Feb 22, 2009 20:12
I am full of cold. It's really crap. On Tuesday I was going home from college and as I got up to get off the Tube at Waterloo, a woman COUGHED RIGHT INTO MY FACE, so that I had no choice but to breathe it in. Eurgh. I sat on the train home blowing my nose a lot in an attempt to dislodge whatever germs I had inhaled, washed my face and hands as soon as I got in, and washed my nose out with lots of saline, but to no avail. Snot disease has been a-go-go since Friday morning, and I would rather like some new lungs that are not completely filled with goo, thankyouverymuch.
A note for those of you who travel by public transport: if you are disease-ridden and getting off the train, and feel a cough or sneeze coming on, and your hands are full, then please aim for your own clothes rather than someone else's airspace. If you then have to spend the rest of the day with snot on your sleeve, that is your own problem :P I really do wonder why we don't adopt the concept of wearing masks to cover diseases with if you're in shared airspace - it's much more social than letting everyone else on the train catch your cold. Bah.

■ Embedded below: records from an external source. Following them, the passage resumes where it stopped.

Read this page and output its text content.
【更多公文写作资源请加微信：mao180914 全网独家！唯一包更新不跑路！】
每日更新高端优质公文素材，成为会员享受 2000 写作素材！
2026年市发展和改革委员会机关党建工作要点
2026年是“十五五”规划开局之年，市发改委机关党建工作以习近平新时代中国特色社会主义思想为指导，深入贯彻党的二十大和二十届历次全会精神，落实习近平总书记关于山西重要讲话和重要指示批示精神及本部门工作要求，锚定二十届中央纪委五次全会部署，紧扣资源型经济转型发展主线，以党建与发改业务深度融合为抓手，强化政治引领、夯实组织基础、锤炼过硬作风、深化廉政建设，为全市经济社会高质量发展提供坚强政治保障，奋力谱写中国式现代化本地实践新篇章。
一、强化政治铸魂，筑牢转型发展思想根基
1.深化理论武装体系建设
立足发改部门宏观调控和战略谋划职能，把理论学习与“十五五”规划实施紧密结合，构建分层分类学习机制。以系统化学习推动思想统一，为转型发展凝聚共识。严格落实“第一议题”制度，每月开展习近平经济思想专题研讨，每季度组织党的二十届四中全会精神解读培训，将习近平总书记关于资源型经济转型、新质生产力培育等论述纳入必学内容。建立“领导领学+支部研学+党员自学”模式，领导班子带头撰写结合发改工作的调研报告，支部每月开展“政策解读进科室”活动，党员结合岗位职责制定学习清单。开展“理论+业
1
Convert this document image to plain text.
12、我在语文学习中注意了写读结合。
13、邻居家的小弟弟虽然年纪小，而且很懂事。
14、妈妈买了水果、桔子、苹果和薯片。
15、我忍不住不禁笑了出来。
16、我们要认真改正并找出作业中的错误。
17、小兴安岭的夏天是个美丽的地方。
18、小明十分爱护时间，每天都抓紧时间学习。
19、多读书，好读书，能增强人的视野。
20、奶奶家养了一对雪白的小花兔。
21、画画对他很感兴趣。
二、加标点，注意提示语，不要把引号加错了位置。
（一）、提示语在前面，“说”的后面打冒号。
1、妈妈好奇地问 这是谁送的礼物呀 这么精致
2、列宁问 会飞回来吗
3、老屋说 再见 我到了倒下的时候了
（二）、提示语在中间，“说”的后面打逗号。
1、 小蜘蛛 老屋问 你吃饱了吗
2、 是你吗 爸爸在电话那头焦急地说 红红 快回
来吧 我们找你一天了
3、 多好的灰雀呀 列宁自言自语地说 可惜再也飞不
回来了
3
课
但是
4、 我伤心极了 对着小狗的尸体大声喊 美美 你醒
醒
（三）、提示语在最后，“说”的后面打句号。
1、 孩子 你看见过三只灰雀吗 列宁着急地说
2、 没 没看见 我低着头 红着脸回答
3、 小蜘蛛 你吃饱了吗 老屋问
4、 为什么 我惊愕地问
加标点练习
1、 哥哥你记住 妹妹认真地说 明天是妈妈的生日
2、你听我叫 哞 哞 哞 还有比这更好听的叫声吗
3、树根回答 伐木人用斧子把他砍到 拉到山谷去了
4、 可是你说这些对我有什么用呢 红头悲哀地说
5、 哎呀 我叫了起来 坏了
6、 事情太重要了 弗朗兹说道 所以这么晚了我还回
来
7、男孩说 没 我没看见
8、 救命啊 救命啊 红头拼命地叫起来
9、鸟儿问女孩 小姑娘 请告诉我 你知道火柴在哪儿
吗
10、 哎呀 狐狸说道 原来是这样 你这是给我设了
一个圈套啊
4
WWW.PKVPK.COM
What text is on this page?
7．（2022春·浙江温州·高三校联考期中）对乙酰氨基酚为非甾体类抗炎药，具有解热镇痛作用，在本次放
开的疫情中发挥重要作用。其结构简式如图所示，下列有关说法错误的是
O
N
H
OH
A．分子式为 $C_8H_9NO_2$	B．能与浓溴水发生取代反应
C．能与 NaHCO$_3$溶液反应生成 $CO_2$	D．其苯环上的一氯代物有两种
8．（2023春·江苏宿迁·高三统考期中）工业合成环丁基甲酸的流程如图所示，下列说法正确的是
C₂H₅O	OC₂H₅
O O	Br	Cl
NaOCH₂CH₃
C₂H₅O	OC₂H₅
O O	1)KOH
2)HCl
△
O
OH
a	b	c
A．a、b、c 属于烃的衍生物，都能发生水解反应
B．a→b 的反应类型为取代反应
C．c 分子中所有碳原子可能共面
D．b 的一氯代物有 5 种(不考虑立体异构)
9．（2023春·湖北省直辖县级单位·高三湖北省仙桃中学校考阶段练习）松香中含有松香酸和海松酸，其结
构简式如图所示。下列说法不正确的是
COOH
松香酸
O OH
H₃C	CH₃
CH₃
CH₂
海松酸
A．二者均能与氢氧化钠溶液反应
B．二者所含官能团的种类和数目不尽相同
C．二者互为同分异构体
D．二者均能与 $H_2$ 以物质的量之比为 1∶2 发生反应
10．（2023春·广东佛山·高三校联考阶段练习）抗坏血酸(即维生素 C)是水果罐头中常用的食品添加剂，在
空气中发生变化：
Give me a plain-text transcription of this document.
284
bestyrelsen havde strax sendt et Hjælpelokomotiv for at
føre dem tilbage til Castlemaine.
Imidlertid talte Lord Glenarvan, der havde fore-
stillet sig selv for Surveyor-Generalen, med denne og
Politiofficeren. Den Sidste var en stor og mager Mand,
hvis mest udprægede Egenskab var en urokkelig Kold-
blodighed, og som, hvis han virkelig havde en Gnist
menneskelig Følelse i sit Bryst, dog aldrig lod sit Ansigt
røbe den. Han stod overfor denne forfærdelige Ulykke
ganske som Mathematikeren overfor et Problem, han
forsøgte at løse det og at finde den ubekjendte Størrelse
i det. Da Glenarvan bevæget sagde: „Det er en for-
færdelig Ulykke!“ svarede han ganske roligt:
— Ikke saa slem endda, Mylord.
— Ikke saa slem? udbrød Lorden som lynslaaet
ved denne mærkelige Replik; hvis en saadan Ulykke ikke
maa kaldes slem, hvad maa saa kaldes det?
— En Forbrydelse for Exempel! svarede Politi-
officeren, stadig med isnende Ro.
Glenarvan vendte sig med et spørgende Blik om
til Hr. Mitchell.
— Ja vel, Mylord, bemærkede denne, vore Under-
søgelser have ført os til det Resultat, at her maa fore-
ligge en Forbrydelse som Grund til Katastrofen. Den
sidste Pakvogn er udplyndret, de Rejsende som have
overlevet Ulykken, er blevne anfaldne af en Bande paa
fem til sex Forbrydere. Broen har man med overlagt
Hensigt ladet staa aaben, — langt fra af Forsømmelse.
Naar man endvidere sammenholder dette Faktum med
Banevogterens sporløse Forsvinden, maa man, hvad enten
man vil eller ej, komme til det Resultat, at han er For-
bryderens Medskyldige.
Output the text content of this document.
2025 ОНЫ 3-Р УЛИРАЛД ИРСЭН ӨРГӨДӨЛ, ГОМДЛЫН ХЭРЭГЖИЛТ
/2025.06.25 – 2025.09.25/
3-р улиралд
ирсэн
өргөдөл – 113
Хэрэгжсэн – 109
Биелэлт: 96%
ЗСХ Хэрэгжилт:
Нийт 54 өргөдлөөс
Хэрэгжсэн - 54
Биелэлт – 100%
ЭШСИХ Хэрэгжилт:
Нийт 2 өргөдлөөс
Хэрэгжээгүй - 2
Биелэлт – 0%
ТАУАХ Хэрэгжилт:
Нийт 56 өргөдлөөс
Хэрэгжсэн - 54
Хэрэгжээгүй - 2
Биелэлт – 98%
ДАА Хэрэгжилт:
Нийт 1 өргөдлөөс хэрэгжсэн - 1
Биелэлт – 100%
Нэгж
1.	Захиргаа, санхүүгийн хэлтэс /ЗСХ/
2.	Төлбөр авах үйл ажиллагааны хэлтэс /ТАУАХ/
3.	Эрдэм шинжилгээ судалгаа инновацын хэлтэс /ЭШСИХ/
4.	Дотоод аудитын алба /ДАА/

Yesterday I felt so horrible that I actually ran out of brain to do anything except sit passively in front of the television (!!). I wanted to watch the DVD of Spinal Tap that I'd bought for £5 on Wednesday, but it turns out to be broken halfway through. There's some issue with the two layers of the disc so that only half the film is watchable, and I'll have to take it back and ask for a new one. So I ended up watching Pokemon cartoons, and then some Powerpuff Girls, and finally putting on Galaxy Quest, which turned out to be almost exactly what I'd wanted to watch in the first place (make of this what you will). Although I was a bit alarmed to discover when watching the documentary "On Location In Space" that Alan Rickman's famous "Alan Rickman voice" is in fact his normal voice, and he doesn't have a non-sneering non-sarcastic voice for ordinary talking. I'd always assumed that he did. Scary.